Viceroy of Vientiane
- Reign: 1826 – 1827
- Predecessor: Khi Menh [de]
- Successor: annexed by Siam
- King: Chao Anouvong
- Issue: Prince Chao Mien Prince Xu Kham Prince Bong Princess Thonkeo
- Father: Ong Boun
- Mother: Princess Sadet Chao Fa Anga Dhani

= Tissa of Vientiane =

Sadet Chao Fa Jaya Tissa (เจ้ามหาอุปราช (ติสสะ)) was a Laotian prince. He was the viceroy (oupahat) of Vientiane from 1826 to 1827. In Vietnamese records, he was called Ấp Ma Hạt (邑麻曷).
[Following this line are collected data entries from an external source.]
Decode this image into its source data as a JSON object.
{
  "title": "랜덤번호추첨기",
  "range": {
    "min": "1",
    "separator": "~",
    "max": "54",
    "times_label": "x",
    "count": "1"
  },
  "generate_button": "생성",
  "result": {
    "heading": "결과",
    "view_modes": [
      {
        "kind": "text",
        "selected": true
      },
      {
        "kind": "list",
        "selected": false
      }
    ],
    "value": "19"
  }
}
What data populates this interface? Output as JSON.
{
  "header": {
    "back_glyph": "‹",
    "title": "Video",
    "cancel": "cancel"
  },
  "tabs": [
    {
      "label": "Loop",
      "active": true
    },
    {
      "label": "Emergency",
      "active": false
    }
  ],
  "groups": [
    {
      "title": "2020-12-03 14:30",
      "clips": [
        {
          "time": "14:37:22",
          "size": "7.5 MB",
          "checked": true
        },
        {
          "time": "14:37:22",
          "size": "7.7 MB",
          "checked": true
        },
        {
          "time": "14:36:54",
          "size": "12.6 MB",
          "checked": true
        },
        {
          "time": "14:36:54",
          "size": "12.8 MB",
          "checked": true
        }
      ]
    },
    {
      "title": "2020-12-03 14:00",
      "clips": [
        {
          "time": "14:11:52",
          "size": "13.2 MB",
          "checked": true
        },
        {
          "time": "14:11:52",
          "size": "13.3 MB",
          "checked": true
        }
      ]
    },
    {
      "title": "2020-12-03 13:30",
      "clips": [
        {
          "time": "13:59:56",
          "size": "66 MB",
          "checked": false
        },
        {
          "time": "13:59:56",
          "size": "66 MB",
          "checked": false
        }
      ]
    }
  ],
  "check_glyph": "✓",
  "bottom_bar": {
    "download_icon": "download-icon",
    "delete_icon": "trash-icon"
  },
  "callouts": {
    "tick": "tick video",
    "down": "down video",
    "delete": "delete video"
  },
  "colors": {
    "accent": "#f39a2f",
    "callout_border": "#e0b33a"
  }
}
Tissa was a son of Chao Ong Boun. He was also a half-brother of Chao Anouvong. Tissa was appointed the viceroy (Oupahat) in 1826. In the next year, Anouvong revolted against Siamese. Tissa appointed as deputy commander-in-chief of Vientiane army. He led one of three Laotian armies to fight against Siamese. His army marched south to Kalasin, however, after some delay, he had to retreat because superior Siamese forces was coming. He was blamed for releasing a senior Siamese official, who later went to Bangkok and revealed the Laotian plan of campaign. On this basis he was falsely accused of treason.

Tissa continued fighting against Siamese. He was captured by Siamese in Tha Sida on 19 July 1827. His three sons and a daughter accompanied Anouvong to Nghệ An in Vietnam. In the absence of Anouvong, Tissa was briefly appointed as ruler of Vientiane by Siamese on 28 July 1827.